NESTAPA DI PUBER KEDUA

Rindiyati mei cayo
Chapter #44

Luka yang Tak Terlihat

Dira mengira setelah konfrontasi itu, segalanya akan terasa lebih ringan. Tapi ternyata, luka yang bertahun-tahun dia pendam itu tak semudah itu sembuh hanya karena dia berani berhadapan dengan pelakunya.
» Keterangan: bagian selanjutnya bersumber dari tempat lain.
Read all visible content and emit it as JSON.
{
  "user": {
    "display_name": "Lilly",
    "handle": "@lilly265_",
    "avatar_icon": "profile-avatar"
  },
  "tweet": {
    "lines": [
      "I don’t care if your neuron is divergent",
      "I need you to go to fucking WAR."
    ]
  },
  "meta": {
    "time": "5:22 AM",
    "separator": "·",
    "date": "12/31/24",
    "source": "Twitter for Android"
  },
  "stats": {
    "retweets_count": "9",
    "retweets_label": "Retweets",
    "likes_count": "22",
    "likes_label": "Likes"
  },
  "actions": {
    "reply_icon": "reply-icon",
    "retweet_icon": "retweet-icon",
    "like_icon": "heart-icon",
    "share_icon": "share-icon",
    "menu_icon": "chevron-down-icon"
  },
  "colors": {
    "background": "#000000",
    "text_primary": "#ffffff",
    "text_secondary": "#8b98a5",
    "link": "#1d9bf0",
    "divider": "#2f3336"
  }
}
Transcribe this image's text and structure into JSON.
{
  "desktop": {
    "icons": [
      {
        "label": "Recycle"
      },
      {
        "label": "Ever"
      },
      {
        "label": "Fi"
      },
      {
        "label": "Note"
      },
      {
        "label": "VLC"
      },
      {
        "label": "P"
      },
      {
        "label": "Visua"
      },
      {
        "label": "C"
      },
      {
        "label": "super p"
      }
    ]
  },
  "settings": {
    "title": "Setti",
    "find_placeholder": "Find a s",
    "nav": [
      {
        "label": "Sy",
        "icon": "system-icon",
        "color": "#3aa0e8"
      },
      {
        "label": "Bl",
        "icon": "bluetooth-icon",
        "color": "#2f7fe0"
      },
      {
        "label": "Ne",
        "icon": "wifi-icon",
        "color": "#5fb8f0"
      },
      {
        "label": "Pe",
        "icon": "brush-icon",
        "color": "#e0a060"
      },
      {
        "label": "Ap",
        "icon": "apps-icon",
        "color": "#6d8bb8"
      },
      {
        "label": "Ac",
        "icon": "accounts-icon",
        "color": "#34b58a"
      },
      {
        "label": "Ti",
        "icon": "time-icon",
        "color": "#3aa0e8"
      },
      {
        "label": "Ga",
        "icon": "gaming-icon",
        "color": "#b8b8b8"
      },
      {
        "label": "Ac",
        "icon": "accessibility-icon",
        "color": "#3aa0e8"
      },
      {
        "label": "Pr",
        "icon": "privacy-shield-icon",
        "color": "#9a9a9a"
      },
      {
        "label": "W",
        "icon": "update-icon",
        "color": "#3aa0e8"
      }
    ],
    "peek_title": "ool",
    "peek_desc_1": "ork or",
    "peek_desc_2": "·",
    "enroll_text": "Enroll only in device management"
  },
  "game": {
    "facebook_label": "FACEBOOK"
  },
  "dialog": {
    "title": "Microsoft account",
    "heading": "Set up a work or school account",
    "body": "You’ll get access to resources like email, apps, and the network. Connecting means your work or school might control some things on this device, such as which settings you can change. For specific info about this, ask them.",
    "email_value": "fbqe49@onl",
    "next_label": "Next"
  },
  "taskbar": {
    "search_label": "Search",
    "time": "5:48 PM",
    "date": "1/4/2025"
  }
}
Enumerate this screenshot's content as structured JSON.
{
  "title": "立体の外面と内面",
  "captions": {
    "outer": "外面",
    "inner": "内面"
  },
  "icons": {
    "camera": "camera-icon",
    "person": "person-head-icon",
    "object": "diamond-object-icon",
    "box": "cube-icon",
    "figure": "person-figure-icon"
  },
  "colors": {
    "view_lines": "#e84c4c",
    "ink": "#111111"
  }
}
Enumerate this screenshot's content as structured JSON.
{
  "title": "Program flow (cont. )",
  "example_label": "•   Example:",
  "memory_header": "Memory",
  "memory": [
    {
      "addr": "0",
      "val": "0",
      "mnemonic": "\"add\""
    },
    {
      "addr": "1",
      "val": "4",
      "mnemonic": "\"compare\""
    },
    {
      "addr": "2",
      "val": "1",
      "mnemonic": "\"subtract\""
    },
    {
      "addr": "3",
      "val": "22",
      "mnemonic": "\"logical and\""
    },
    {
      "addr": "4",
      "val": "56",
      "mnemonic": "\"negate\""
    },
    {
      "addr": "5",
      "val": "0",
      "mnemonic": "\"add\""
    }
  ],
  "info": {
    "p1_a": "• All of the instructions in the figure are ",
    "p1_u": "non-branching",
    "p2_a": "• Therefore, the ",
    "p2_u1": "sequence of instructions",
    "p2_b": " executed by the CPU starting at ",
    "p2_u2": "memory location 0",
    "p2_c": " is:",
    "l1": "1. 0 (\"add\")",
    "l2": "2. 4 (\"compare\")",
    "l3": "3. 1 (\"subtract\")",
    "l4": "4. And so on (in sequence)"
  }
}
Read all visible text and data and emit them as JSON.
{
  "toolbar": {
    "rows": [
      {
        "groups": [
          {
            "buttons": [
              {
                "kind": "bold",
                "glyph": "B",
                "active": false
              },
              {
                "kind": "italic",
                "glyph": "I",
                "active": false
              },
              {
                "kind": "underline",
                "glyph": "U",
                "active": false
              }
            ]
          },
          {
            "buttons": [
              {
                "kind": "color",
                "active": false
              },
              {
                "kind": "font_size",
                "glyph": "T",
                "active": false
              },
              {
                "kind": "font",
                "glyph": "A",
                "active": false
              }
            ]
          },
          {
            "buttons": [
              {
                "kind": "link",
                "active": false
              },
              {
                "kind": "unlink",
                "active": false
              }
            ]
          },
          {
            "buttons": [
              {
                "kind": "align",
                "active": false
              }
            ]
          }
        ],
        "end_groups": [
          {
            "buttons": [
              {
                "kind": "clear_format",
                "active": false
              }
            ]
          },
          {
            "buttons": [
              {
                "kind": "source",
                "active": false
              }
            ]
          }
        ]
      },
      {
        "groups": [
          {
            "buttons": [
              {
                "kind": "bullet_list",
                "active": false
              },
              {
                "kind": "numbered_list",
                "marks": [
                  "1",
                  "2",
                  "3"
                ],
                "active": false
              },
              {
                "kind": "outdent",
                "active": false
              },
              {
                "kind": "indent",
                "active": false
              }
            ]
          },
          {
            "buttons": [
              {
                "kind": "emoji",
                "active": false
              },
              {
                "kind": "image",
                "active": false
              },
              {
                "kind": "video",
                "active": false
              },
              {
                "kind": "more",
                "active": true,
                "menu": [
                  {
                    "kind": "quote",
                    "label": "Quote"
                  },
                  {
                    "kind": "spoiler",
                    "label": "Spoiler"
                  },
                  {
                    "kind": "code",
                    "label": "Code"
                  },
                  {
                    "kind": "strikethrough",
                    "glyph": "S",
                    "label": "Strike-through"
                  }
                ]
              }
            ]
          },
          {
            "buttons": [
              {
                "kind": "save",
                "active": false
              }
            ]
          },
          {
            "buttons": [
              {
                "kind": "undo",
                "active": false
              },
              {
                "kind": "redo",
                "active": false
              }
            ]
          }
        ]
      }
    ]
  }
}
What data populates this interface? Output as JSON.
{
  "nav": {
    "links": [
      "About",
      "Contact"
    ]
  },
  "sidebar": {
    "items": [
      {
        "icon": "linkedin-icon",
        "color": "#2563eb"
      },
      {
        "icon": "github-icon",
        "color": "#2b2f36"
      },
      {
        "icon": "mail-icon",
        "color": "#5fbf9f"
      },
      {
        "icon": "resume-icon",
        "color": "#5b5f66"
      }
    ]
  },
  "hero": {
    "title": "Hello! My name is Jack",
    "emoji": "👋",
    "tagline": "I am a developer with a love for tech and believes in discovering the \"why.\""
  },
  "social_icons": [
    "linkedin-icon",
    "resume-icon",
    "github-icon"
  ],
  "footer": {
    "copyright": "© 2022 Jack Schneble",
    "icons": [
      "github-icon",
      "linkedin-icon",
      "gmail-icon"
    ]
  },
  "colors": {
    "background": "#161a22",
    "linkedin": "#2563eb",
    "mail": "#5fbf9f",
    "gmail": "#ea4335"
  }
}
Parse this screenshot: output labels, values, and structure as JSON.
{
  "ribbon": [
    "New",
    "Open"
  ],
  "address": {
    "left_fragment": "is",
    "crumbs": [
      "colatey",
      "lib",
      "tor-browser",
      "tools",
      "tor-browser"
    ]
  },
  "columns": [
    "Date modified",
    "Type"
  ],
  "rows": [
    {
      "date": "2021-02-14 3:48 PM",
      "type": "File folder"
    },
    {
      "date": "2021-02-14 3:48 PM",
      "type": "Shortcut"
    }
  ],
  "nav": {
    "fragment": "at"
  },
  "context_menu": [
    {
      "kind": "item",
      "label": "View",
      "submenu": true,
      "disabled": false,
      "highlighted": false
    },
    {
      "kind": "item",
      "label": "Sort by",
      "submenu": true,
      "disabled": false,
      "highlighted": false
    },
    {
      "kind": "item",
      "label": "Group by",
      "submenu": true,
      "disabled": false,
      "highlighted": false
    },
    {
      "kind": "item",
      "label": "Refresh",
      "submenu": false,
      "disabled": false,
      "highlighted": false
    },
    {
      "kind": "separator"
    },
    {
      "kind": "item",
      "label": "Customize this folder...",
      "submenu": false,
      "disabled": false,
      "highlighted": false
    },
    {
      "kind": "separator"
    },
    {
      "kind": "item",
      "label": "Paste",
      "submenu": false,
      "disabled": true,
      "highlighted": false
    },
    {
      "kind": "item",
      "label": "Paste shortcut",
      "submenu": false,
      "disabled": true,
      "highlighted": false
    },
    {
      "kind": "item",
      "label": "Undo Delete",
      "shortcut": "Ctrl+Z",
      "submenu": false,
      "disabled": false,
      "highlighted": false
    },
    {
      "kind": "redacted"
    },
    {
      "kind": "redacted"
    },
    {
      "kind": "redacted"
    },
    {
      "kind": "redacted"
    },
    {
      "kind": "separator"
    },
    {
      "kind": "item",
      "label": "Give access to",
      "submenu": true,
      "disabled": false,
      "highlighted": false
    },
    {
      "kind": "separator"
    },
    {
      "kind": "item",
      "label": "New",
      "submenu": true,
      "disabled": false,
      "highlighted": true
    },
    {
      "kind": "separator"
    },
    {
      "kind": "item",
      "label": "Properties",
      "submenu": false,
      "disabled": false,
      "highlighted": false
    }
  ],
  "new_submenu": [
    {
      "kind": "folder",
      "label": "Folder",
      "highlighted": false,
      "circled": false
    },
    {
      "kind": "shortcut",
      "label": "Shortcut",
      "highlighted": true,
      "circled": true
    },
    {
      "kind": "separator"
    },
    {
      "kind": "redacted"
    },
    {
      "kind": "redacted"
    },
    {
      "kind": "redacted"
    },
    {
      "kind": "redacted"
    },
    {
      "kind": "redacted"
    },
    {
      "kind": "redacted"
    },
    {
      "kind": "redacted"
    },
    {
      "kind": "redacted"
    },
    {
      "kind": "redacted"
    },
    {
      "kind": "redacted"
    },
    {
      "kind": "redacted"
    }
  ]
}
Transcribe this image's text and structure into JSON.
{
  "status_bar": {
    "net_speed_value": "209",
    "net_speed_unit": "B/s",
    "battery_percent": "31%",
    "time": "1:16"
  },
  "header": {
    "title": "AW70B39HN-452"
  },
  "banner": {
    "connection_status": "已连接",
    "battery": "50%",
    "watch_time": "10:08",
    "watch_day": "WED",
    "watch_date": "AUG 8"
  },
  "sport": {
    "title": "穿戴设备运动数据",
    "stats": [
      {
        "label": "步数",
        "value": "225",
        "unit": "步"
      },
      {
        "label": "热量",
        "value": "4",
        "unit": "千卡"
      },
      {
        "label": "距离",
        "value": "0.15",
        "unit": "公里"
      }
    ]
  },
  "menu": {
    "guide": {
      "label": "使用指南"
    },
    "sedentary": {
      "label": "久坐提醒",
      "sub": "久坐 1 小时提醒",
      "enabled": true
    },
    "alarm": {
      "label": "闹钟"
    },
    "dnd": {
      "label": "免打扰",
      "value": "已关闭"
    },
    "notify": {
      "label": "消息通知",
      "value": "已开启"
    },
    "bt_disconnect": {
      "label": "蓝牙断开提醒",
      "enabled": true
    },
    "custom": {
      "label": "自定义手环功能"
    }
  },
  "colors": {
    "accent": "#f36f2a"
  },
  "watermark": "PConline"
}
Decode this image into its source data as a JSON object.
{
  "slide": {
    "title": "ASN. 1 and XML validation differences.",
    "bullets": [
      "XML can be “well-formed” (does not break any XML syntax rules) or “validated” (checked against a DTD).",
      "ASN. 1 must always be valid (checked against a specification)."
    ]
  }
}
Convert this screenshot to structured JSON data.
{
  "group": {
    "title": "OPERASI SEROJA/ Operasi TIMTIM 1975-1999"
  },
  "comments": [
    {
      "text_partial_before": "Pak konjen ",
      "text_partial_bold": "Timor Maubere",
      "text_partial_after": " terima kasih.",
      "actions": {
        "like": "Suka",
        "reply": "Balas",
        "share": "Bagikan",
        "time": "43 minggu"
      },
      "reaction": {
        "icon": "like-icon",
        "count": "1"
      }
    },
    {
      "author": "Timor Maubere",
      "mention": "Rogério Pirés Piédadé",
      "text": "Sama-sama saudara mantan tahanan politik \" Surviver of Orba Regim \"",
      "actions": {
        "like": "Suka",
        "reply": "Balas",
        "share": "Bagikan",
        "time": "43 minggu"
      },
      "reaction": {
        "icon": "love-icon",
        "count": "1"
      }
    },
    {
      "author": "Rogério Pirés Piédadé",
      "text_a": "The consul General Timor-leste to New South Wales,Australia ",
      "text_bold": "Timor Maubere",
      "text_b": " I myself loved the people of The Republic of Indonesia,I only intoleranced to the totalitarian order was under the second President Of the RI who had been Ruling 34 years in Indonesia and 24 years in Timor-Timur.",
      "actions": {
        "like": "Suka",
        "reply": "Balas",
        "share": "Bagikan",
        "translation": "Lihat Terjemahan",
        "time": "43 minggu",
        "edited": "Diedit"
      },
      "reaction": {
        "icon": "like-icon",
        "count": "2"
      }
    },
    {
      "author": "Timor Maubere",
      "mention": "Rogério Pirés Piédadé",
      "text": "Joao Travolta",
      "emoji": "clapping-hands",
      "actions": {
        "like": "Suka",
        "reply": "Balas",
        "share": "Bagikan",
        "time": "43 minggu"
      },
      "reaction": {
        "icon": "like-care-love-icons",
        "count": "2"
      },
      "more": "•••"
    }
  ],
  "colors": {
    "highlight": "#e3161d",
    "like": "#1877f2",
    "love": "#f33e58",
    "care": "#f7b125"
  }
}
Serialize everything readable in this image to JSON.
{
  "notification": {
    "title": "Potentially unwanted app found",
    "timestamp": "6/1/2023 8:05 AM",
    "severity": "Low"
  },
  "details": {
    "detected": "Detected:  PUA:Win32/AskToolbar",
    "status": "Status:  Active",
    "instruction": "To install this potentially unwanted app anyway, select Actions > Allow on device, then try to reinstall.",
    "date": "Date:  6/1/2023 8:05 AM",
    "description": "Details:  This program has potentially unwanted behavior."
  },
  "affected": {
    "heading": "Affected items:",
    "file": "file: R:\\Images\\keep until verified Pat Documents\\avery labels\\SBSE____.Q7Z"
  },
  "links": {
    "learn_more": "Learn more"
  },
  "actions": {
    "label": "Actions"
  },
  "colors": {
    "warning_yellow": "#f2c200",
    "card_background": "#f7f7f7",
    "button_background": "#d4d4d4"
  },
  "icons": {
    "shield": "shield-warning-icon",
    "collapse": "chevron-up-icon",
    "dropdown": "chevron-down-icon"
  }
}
Pagi itu, Dira duduk di meja makan dengan tatapan kosong. Piring di hadapannya tak tersentuh. Andra memperhatikan dari kejauhan, memegang secangkir kopi yang tak disentuh sejak tadi.


“Dira…” ucap Andra pelan. “Kalau kamu mau cerita, aku di sini.”


Dira tersenyum samar, tapi senyum itu rapuh. “Aku kira, setelah aku tatap dia… aku akan merasa bebas. Tapi ternyata, rasa sesak itu belum pergi.”


“Trauma nggak pergi hanya karena kita berani melawan,” jawab Andra lembut. “Tapi kamu sudah mengambil langkah besar. Kamu sudah luar biasa, Dira.”


Dira mengangguk pelan. Air matanya jatuh begitu saja, tanpa suara. Ia cepat-cepat menyekanya, seolah tak ingin terlihat rapuh. Tapi di mata Andra, Dira justru sedang menunjukkan keberanian terbesarnya.


“Dia tetap menyangkal semuanya,” gumam Dira. “Dia bilang aku berhalusinasi. Bahwa aku hanya anak kecil yang salah paham…”


Andra menggenggam tangan Dira. Hangat. Kuat. “Orang yang berusaha menutupi dosanya biasanya akan membuat korbannya meragukan kenyataan. Tapi kamu tahu apa yang kamu alami, dan aku percaya kamu. Aku ada di sini untuk kamu.”



---


Di luar, hujan turun perlahan. Dan saat itu, Dira memutuskan untuk membuka buku catatannya. Selama ini, ia tak pernah benar-benar menulis tentang masa lalunya. Tapi malam itu, tangannya mengalir tanpa henti.